Potato Geographies contains all the slides from my October 26 presentation (2pm) at the Bridgewater Senior Center on Wally Kruger Way.

Friday, October 7, 2022

World Migratory Bird Day

Please see the post below, from our friends at Dean's Beans. It comes just a day after I spoke about the importance of coffee practices in the protection of migratory birds in my Geographies of Migration course for BSU Senior College. Please do not go birdwatching with a cup of commodity coffee in your hand. The good stuff does a lot of good!

Thursday, September 15, 2022

Geographies of Migration

This fall, I am leading a new course for BSU Senior College: Geographies of Migration. As promised to the participants, the slides I use for the course will be posted here, along with recordings of each session. 


We began on September 15 with Part 1: Geographic Principles.

We continued on September 22 with a story of migration in the place where my life as a geographer truly began in Part 2: Rondônia. I have added a couple of photos to these slides as a result of questions we had at the end of our session. They are after the slide in which I show three relevant book covers. I also want to call attention to one link within the presentation that I did not get to during the session: the story of the artist Anká, which is included in a newsletter I wrote for friends and family during my first visit to the region in 1996.

I have also added a map of the entire Amazon that puts the EFMM railroad in spatial context. It is like a proverbial needle in the haystack of that map -- taking up only a very small portion in the southwesternmost extremity of the map. 

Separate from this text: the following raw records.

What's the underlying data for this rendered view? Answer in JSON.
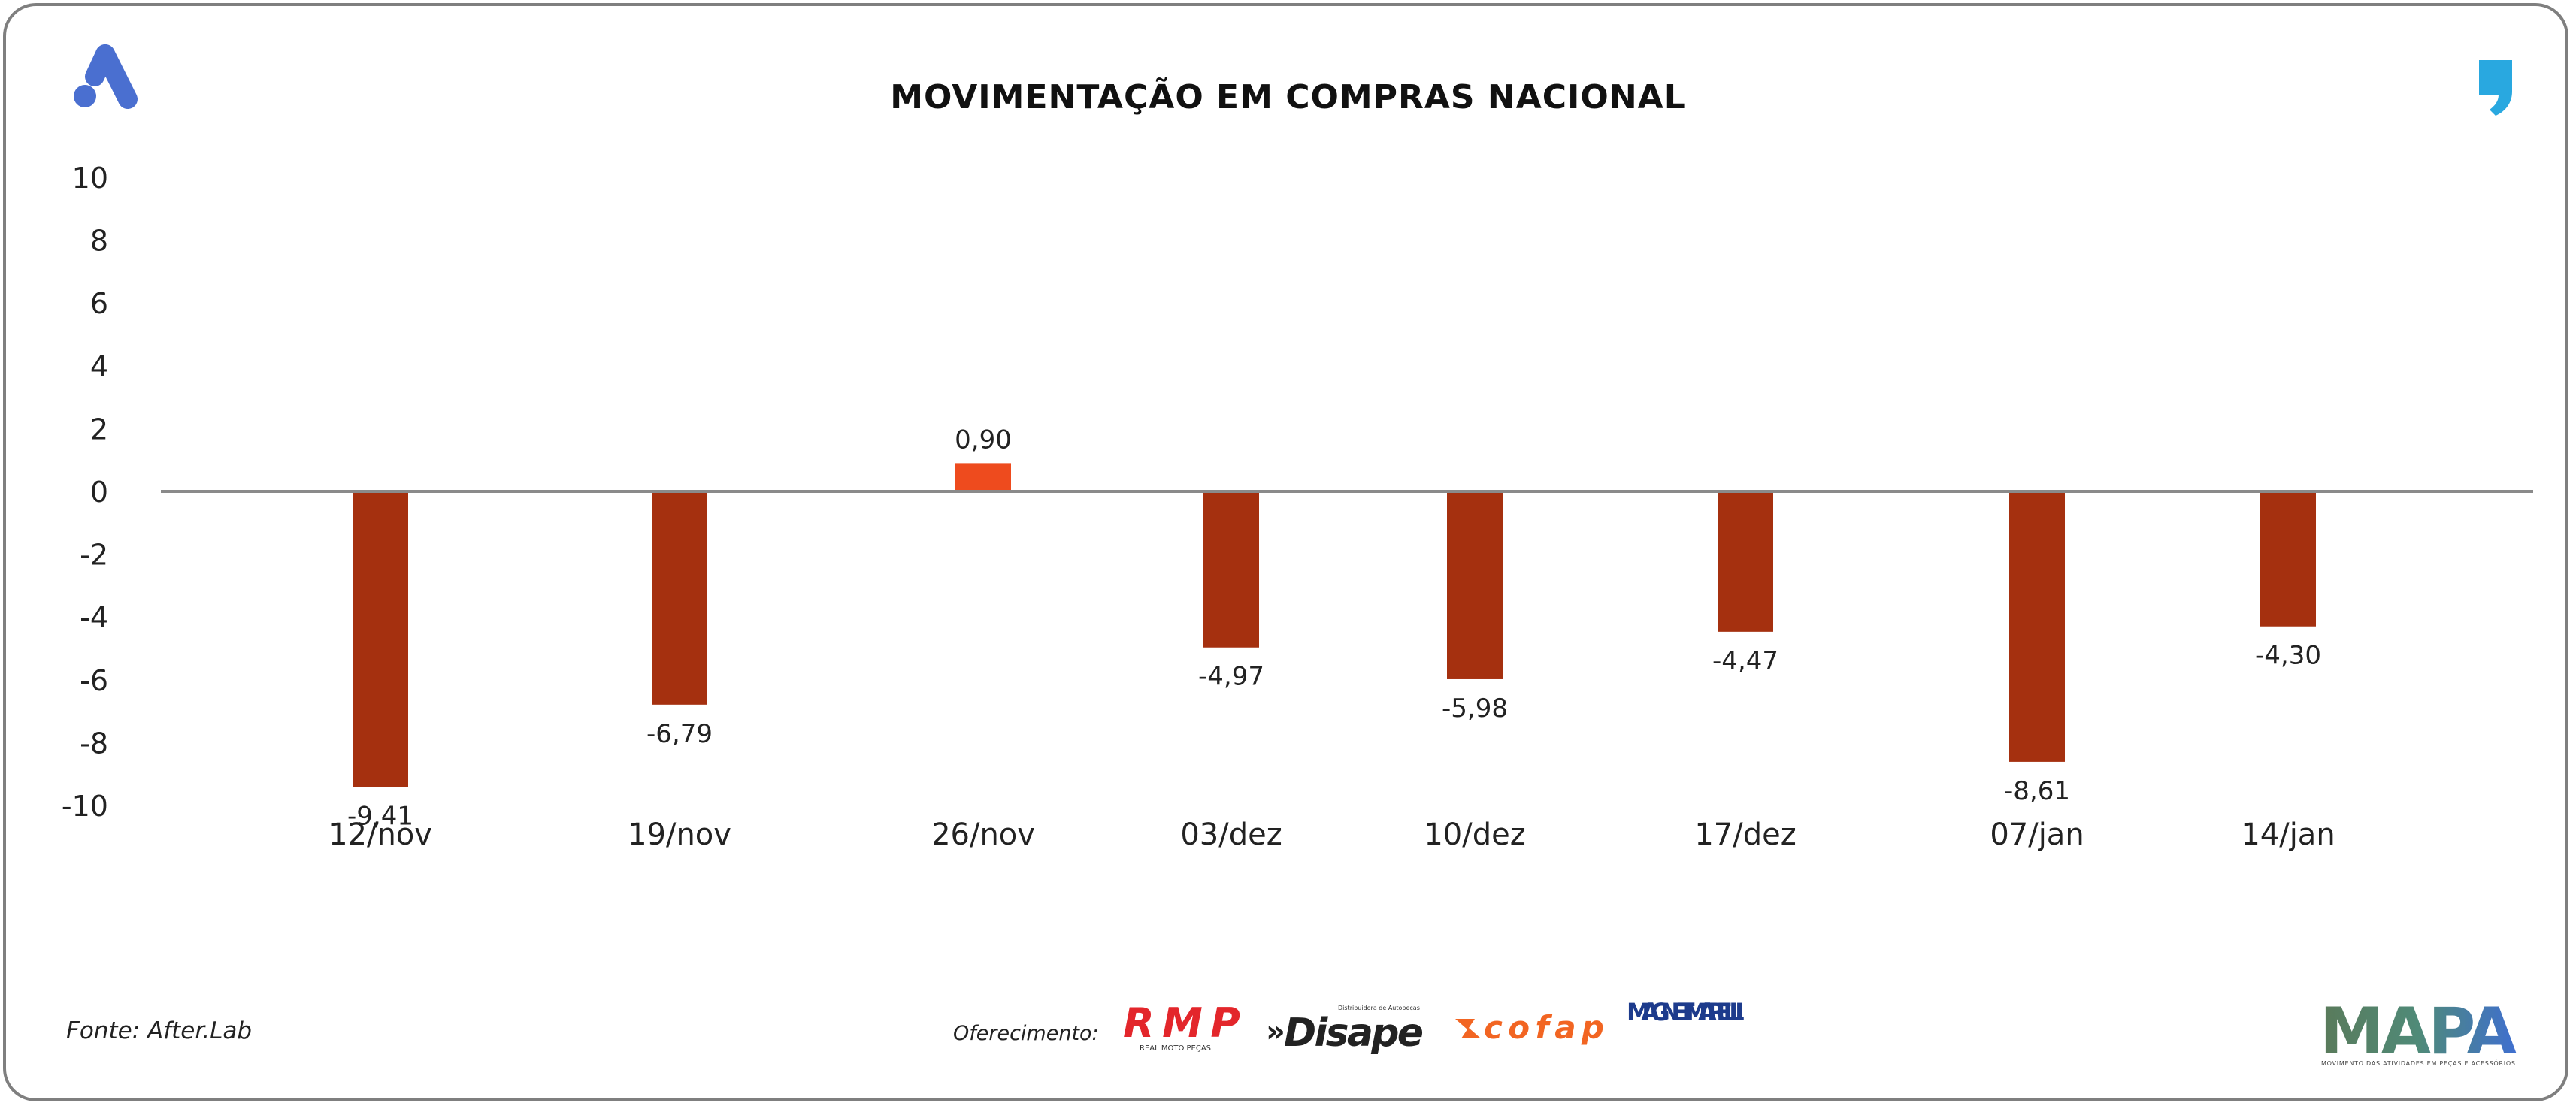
{
  "colors": {
    "negative_bar": "#a5300f",
    "positive_bar": "#ee4b1e",
    "zero_line": "#8a8a8a",
    "brand_blue": "#4a6fd0",
    "accent_cyan": "#29a8e0",
    "frame": "#7f7f7f"
  },
  "footer": {
    "source": "Fonte: After.Lab",
    "sponsor_label": "Oferecimento:",
    "sponsor_logos": [
      "RMP",
      "Disape",
      "cofap",
      "MAGNETI MARELLI"
    ],
    "rmp_tagline": "REAL MOTO PEÇAS",
    "disape_tagline": "Distribuidora de Autopeças",
    "mapa_logo": "MAPA",
    "mapa_tagline": "MOVIMENTO DAS ATIVIDADES EM PEÇAS E ACESSÓRIOS"
  },
  "icons": [
    "brand-a-icon",
    "quote-mark-icon"
  ],
  "chart_data": {
    "type": "bar",
    "title": "MOVIMENTAÇÃO EM COMPRAS NACIONAL",
    "xlabel": "",
    "ylabel": "",
    "categories": [
      "12/nov",
      "19/nov",
      "26/nov",
      "03/dez",
      "10/dez",
      "17/dez",
      "07/jan",
      "14/jan"
    ],
    "values": [
      -9.41,
      -6.79,
      0.9,
      -4.97,
      -5.98,
      -4.47,
      -8.61,
      -4.3
    ],
    "value_labels": [
      "-9,41",
      "-6,79",
      "0,90",
      "-4,97",
      "-5,98",
      "-4,47",
      "-8,61",
      "-4,30"
    ],
    "ylim": [
      -10,
      10
    ],
    "yticks": [
      10,
      8,
      6,
      4,
      2,
      0,
      -2,
      -4,
      -6,
      -8,
      -10
    ],
    "grid": false,
    "legend": "none"
  }
}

The slides for Part 3: Cabo Verde provide far more than I could get to during our session of  September 29. Feel free to explore! As I have said, anything in these slides that looks like a link is a link, and though many of these are in Portuguese, many are not.

During our October 6 session, we explore non-human migration in Part 4: Migrations Avian, Mammalian, Insectile, and Arboreal. As I mentioned during the session, these slides include quite a few links to further information. I especially recommend the links related to monarch butterflies.

The October 13 session is entitled Part 5: U.S./Mexico Border and subtitled "where I'm coming from" because a lot of my thinking about migration was shaped by seven years spent in the borderlands.

BONUSES (that is, stories about migration I've noticed recently): 

The September 27 episode of the marvelous WBUR program On Point explores many aspects of migration related to climate change. I have included a link to the program and some of my own notes on my "main blog" as Buffalo and Other Climate Havens.

The Hulu series Taste the Nation with Padma Lakshmi (see also the show's official page) is a course on migration, in the sense that almost every episode features a delicious culinary tradition brought to the United States by migrants from other lands to a specific community in the United States. The "almost" refers to the fact that two episodes focus on the foodways of indigenous communities. All of the episodes have three elements: conversations with community members from multiple generations, visits to one or two restaurants operated by members of that community, and Lakshmi learning to make on a representative dish. The host is herself a migrant, having moved to the United States at the age of four. This is a food show that might bring tears to your eyes.

When Bela Lugosi was filming Dracula in 1931, the set was in use 12 hours a day. A producer from Mexico convinced the studio to film a Spanish version of the same movie in overnight shifts, in what became a classic tale of immigrant pluck and determination. A film about that film is in production now; Mandalit Del Barco tells the tale of Spanish Dracula for Morning Edition.

It so happens that World Migratory Bird Day (and the importance to these birds of good coffee practices) was celebrated the day after we talked about the migrations of birds, insects, and trees.